The strength of the rand hurts the local manufacturing industry but may benefit interest rates, an economist has said.
“A strong rand hurts the local manufacturing sector because exported goods become more expensive while imported goods become cheaper: in both cases, the price of local goods is less competitive,” said Tendani Mantshimuli, consumer economist at Liberty Life.
Manufacturing is important to the economy as it contributes about 15 percent to the gross domestic product (GDP) and provides a significant number of employment opportunities.
Mantshimuli said poor export performance could not just be blamed on the exchange rate.
“Low economic growth in our trading partners, in particular Europe, our major trading partner, has also played a role.
“Until we see a sustained economic recovery and improved consumer demand in our trading partners, the performance of the local manufacturing sector will remain vulnerable,” she said.
The mining sector was also affected by a strong rand.
Although there had been a significant increase in commodity prices and the gold price was at historically high levels, local miners could not take advantage of this due to the rand’s strength, she said.
The currency’s strength should keep inflation low, as the cost of importing goods is lower.

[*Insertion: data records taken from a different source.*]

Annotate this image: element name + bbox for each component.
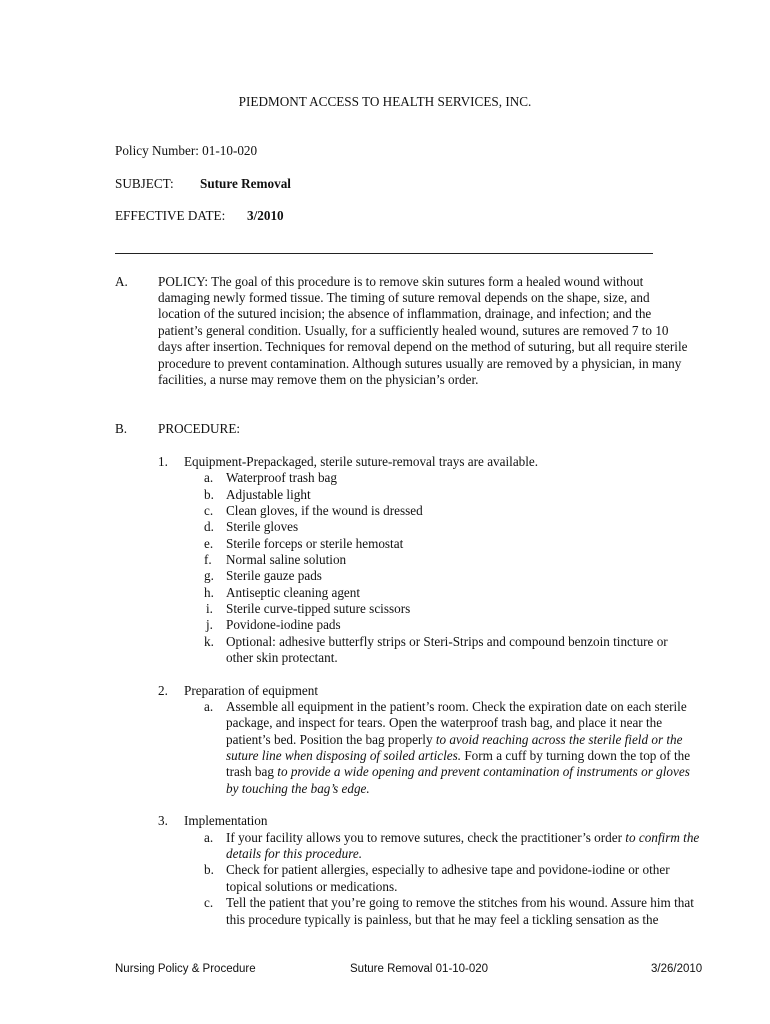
item-2a-letter: a. [204,699,214,714]
policy-line: damaging newly formed tissue. The timing of suture removal depends on the shape, size, and [158,290,650,305]
item-3c-line: Tell the patient that you’re going to remove the stitches from his wound. Assure him that [226,895,694,910]
equipment-item: Clean gloves, if the wound is dressed [226,503,423,518]
item-2a-line: package, and inspect for tears. Open the waterproof trash bag, and place it near the [226,715,663,730]
item-3b-line: Check for patient allergies, especially to adhesive tape and povidone-iodine or other [226,862,670,877]
item-3a-italic-text: to confirm the [625,830,700,845]
item-2a-line [226,764,690,780]
section-b-letter: B. [115,421,128,436]
effective-date-label: EFFECTIVE DATE: [115,208,226,223]
item-2a-text: Form a cuff by turning down the top of the [461,748,691,763]
item-2a-italic-text: to avoid reaching across the sterile field or the [435,732,683,747]
equipment-item-continuation: other skin protectant. [226,650,338,665]
footer-center: Suture Removal 01-10-020 [350,963,489,975]
equipment-letter: b. [204,487,214,502]
equipment-item: Sterile forceps or sterile hemostat [226,536,404,551]
policy-line: days after insertion. Techniques for removal depend on the method of suturing, but all require sterile [158,339,688,354]
equipment-letter: d. [204,519,214,534]
equipment-letter: a. [204,470,214,485]
equipment-letter: h. [204,585,214,600]
company-title: PIEDMONT ACCESS TO HEALTH SERVICES, INC. [238,94,532,109]
item-2a-text: patient’s bed. Position the bag properly [226,732,436,747]
item-3-number: 3. [158,813,168,828]
item-2-number: 2. [158,683,168,698]
item-3c-line: this procedure typically is painless, but that he may feel a tickling sensation as the [226,912,659,927]
subject-label: SUBJECT: [115,176,174,191]
equipment-letter: c. [204,503,214,518]
equipment-letter: k. [204,634,214,649]
policy-line: location of the sutured incision; the absence of inflammation, drainage, and infection; and the [158,306,652,321]
equipment-letter: i. [206,601,213,616]
header-divider [115,253,653,254]
item-3b-letter: b. [204,862,214,877]
subject-value: Suture Removal [200,176,291,191]
item-2a-line [226,748,690,764]
effective-date-value: 3/2010 [247,208,284,223]
item-2a-line: by touching the bag’s edge. [226,781,370,796]
item-2a-text: trash bag [226,764,278,779]
footer-left: Nursing Policy & Procedure [115,963,256,975]
equipment-item: Normal saline solution [226,552,347,567]
equipment-item: Povidone-iodine pads [226,617,341,632]
policy-number: Policy Number: 01-10-020 [115,143,258,158]
policy-line: POLICY: The goal of this procedure is to remove skin sutures form a healed wound without [158,274,644,289]
item-2a-italic-text: suture line when disposing of soiled articles. [226,748,462,763]
section-b-title: PROCEDURE: [158,421,241,436]
policy-line: procedure to prevent contamination. Although sutures usually are removed by a physician, in many [158,356,682,371]
equipment-letter: g. [204,568,214,583]
equipment-item: Sterile curve-tipped suture scissors [226,601,411,616]
item-2a-line: Assemble all equipment in the patient’s room. Check the expiration date on each sterile [226,699,687,714]
item-3a-line [226,830,699,846]
policy-line: facilities, a nurse may remove them on the physician’s order. [158,372,479,387]
item-2a-line [226,732,683,748]
footer-right: 3/26/2010 [651,963,703,975]
equipment-item: Antiseptic cleaning agent [226,585,361,600]
item-3c-letter: c. [204,895,214,910]
item-2a-italic-text: to provide a wide opening and prevent contamination of instruments or gloves [277,764,690,779]
section-a-letter: A. [115,274,128,289]
equipment-item: Adjustable light [226,487,311,502]
equipment-item: Waterproof trash bag [226,470,337,485]
item-3-title: Implementation [184,813,268,828]
equipment-item: Optional: adhesive butterfly strips or Steri-Strips and compound benzoin tincture or [226,634,668,649]
policy-line: patient’s general condition. Usually, for a sufficiently healed wound, sutures are removed 7 to 10 [158,323,669,338]
equipment-letter: j. [206,617,213,632]
item-3b-line: topical solutions or medications. [226,879,398,894]
item-3a-letter: a. [204,830,214,845]
item-1-title: Equipment-Prepackaged, sterile suture-removal trays are available. [184,454,539,469]
equipment-letter: e. [204,536,214,551]
equipment-item: Sterile gauze pads [226,568,322,583]
equipment-item: Sterile gloves [226,519,299,534]
item-3a-text: If your facility allows you to remove sutures, check the practitioner’s order [226,830,626,845]
item-1-number: 1. [158,454,168,469]
equipment-letter: f. [204,552,212,567]
item-2-title: Preparation of equipment [184,683,319,698]
item-3a-line: details for this procedure. [226,846,363,861]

“Low inflation means that interest rates can remain low for longer, which benefits consumers and particularly the poor, as it preserves saving and spending power,” Mantshimuli said.
This might lead to the SA Reserve Bank (SARB) cutting interest rates further at the Monetary Policy Committee’s next meeting, although Mantshimuli said the probability was low.
“The Reserve Bank’s leading indicator of economic growth has declined modestly, indicating weak growth ahead.”
The SARB and Treasury are concerned about the strength of the rand, she said, but doing something about it is tricky.
“According to the Governor of the Reserve Bank, they are assessing the effectiveness and appropriateness of measures taken by other countries and will then decide on measures that South Africa can take, if any.”